My understanding of containerized applications is that each container should be an ephemeral unit that can and will be deprovisioned and reprovisioned unexpectedly, and should thus not be used for stateful purposes.
However when looking into spinning up an application using Docker-Compose, it seems as though every example I see seems to have some sort of PostgreSQL or Redis service as part of its configuration.
Apologies if this is not the best way to frame this question, but what is the overall best practice on this?

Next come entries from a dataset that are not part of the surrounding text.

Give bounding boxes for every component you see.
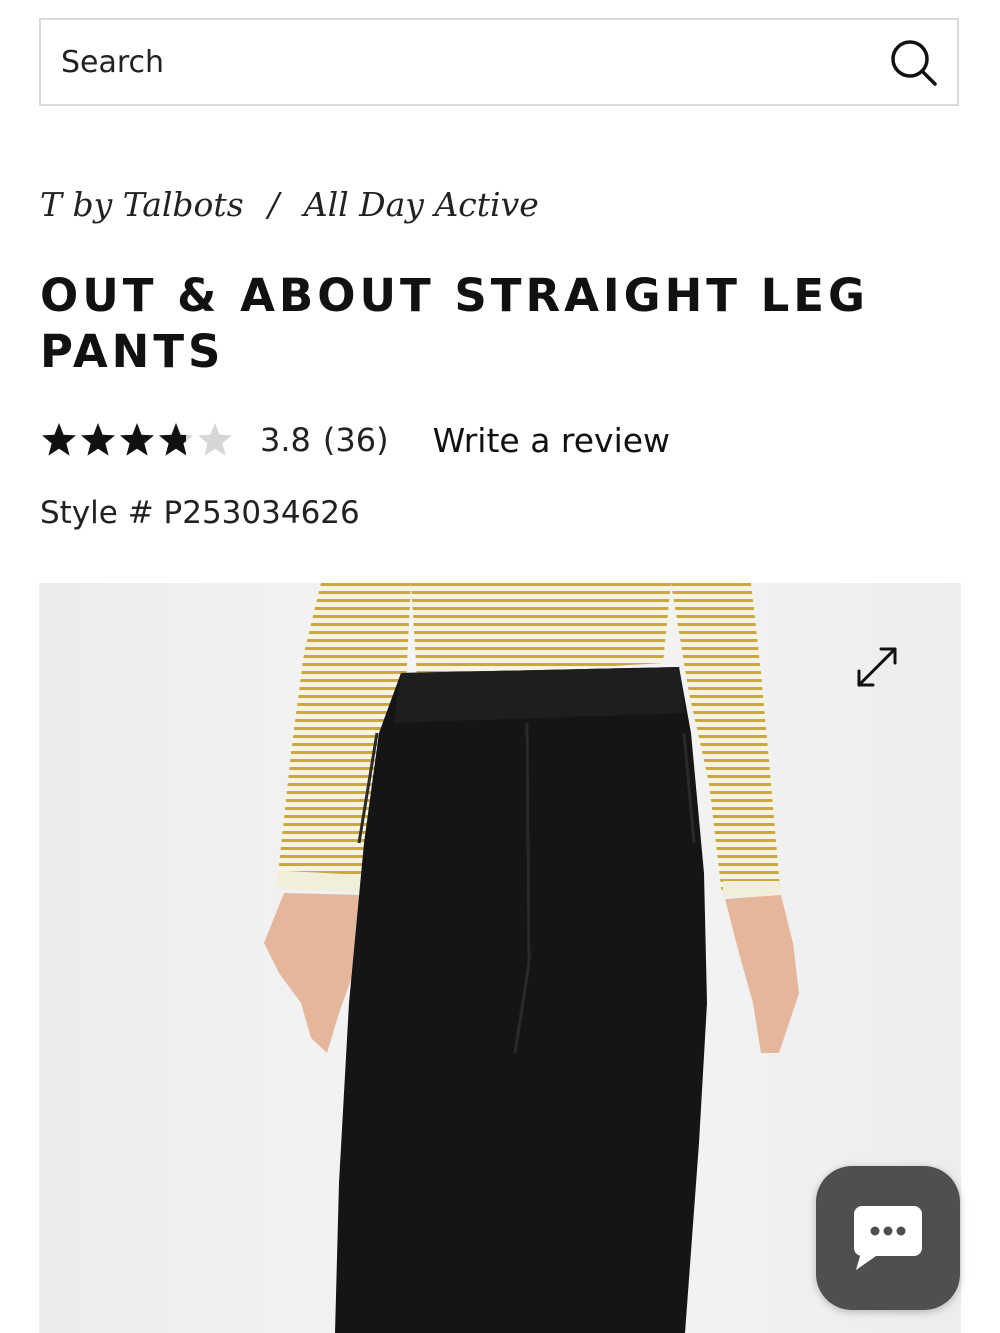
chat-button[interactable] [816, 1166, 960, 1310]
breadcrumb-item-collection[interactable]: All Day Active [304, 185, 539, 224]
star-rating[interactable] [40, 421, 234, 459]
style-number: Style # P253034626 [40, 495, 360, 531]
review-count[interactable]: (36) [323, 421, 389, 459]
search-bar [39, 18, 959, 106]
breadcrumb: T by Talbots / All Day Active [40, 185, 539, 224]
rating-value: 3.8 [260, 421, 311, 459]
search-input[interactable] [61, 20, 861, 104]
chat-bubble-icon [854, 1206, 922, 1270]
breadcrumb-separator: / [268, 185, 280, 224]
star-icon [81, 423, 115, 456]
search-icon[interactable] [889, 38, 939, 88]
product-title: OUT & ABOUT STRAIGHT LEG PANTS [40, 269, 869, 378]
expand-icon[interactable] [851, 641, 903, 693]
rating-row: 3.8 (36) Write a review [40, 418, 670, 462]
write-review-link[interactable]: Write a review [433, 421, 670, 460]
star-icon [198, 423, 232, 456]
star-icon [159, 423, 193, 456]
star-icon [120, 423, 154, 456]
breadcrumb-item-brand[interactable]: T by Talbots [40, 185, 244, 224]
star-icon [42, 423, 76, 456]
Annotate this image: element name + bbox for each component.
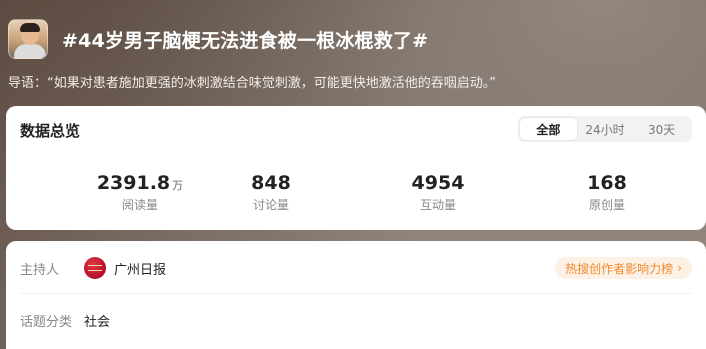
tab-30d[interactable]: 30天 [633, 118, 690, 140]
stat-reads-value: 2391.8 [96, 172, 171, 194]
stat-interactions: 4954 互动量 [358, 172, 518, 213]
host-name-link[interactable]: 广州日报 [114, 259, 166, 278]
lead-text: “如果对患者施加更强的冰刺激结合味觉刺激，可能更快地激活他的吞咽启动。” [47, 76, 496, 91]
topic-lead: 导语：“如果对患者施加更强的冰刺激结合味觉刺激，可能更快地激活他的吞咽启动。” [8, 72, 698, 91]
category-value[interactable]: 社会 [84, 311, 110, 330]
tab-24h[interactable]: 24小时 [577, 118, 634, 140]
topic-title: #44岁男子脑梗无法进食被一根冰棍救了# [62, 29, 429, 52]
stat-originals-label: 原创量 [588, 198, 625, 212]
stat-reads-unit: 万 [172, 179, 184, 192]
stat-originals-value: 168 [587, 172, 627, 194]
overview-title: 数据总览 [20, 122, 81, 140]
stat-discussions-label: 讨论量 [252, 198, 289, 212]
host-logo-icon[interactable] [84, 257, 106, 279]
lead-prefix: 导语： [8, 76, 48, 91]
influence-ranking-label: 热搜创作者影响力榜 [565, 261, 674, 276]
thumbnail-figure-hair [20, 23, 40, 32]
category-label: 话题分类 [20, 314, 73, 330]
stats-row: 2391.8 万 阅读量 848 讨论量 4954 互动量 168 原创量 [6, 172, 706, 222]
stat-interactions-label: 互动量 [419, 198, 456, 212]
stat-interactions-value: 4954 [411, 172, 465, 194]
tab-all[interactable]: 全部 [520, 118, 577, 140]
data-overview-card: 数据总览 全部 24小时 30天 2391.8 万 阅读量 848 讨论量 495… [6, 106, 706, 230]
row-divider [20, 293, 692, 294]
chevron-right-icon: › [677, 261, 682, 275]
stat-discussions-value: 848 [251, 172, 291, 194]
topic-header: #44岁男子脑梗无法进食被一根冰棍救了# [8, 16, 698, 62]
category-row: 话题分类 社会 [20, 307, 692, 333]
host-row: 主持人 广州日报 热搜创作者影响力榜 › [20, 253, 692, 283]
stat-discussions: 848 讨论量 [191, 172, 351, 213]
topic-info-card: 主持人 广州日报 热搜创作者影响力榜 › 话题分类 社会 [6, 241, 706, 349]
host-label: 主持人 [20, 262, 60, 278]
stat-originals: 168 原创量 [527, 172, 687, 213]
time-range-tabs: 全部 24小时 30天 [518, 116, 692, 142]
thumbnail-figure-body [14, 44, 46, 58]
host-logo-mark [88, 265, 102, 271]
topic-thumbnail[interactable] [8, 19, 48, 59]
influence-ranking-button[interactable]: 热搜创作者影响力榜 › [555, 257, 692, 279]
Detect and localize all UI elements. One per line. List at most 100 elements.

To containerize the database and presumably persist data from the container to the host’s disk, or to outright run the database on the host and connect from the application container to the host?
2
Answers
Containerizing a database and using it as a microservice are different ideas even though they get conflated. A container is in many ways a sibling to a virtual machine. It’s fine to containerize a database but definitely* don’t make it a microservice.
*Unless you know why you need it to be a microservice.
It is very reasonable to run stateless workloads in containers, and have a separate non-containerized database on bare metal or a hosted cloud service (e.g., AWS RDS), especially in production.
As you note, the lifecycle of databases and containers are very different. Databases must be backed up and available, and for traditional relational databases it’s tricky to get more replication than an active/standby pair and maybe a passive read replica. Containers are intended to be freely destroyed and replaced, and typical HTTP- or queue-based microservices can easily run multiple replicas.
If you look around Stack Overflow questions you’ll see a lot of things that don’t match production setups. (The biggest one is using
volumes:
for a live-development environment; production container-oriented deployments should just be able todocker run
an image out of a repository without having any of the source code or assets locally.) A local database setup fits this category, but it’s a good idea for a development environment: you can use a database per project and they will be isolated from other databases, and it’s easy to reset if something goes really wrong.